Nunca este post me disse tanto.

Deu-me para isto:




03 julho 2005

Filha,

São 14 meses de uma nova vida que não trocava por nenhuma outra.

02 julho 2005

Segredo

Em voz baixa e nunca perante mais de uma pessoa, pode um segredo contar-se a quem quer que seja; exigindo, sempre, que o não conte a ninguém. Se esta regra for cumprida, um segredo pode ser conhecido por todos sem deixar de ser um segredo.

Alexandre Melo
Velocidades contemporâneas

Vazia

Confirmamos que aquela é a morada.

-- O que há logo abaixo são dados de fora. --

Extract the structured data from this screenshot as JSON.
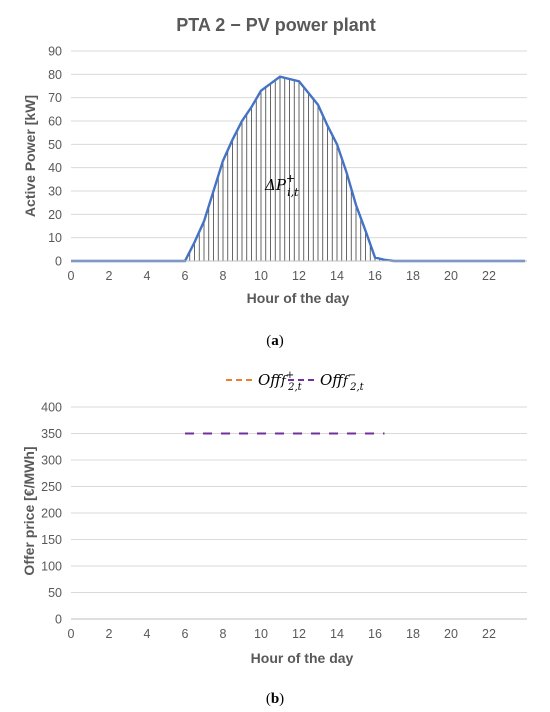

A casa condiz com a descrição. As luzes estão acesas e batemos à porta. Insistimos mas ninguém responde. Chegámos aperaltados para jantar mas os donos não estão. A casa está sem ninguém. Regressamos sem comer e sem encontrar quem esperávamos. Voltamos tristes.

01 julho 2005

Músicas que a mãe da Maria gosta muito de cantar ( mesmo que ninguém queira ouvir )

Em Tuas mãos, em Tua mãos
Quero ó Deus me colocar em Tuas mãos
Esta é minha oração,
Meu louvor e Teu perdão
Quero ó Deus me colocar em Tuas mãos.

A Seu tempo, a Seu tempo
Deus faz tudo muito bem
A Seu tempo.
Mostra-me como andar,
Ensina-me a acreditar
Que Tu cumpres o que dizes
Em Teu tempo.

Baby blog

Apeteceu-me colocar a barra lá em cima. Se me continuar a dar para isto, até colocarei mais. Se este é ou não um baby blog, pouco me interessa. Aqui mando eu e escrevo os disparates que me apetecer. A única pessoa que poderá dar palpites sobre ele, daqui a uns anos, será a minha filha. A única leitora que eu tenho em mente quando escrevo a maior parte destas linhas.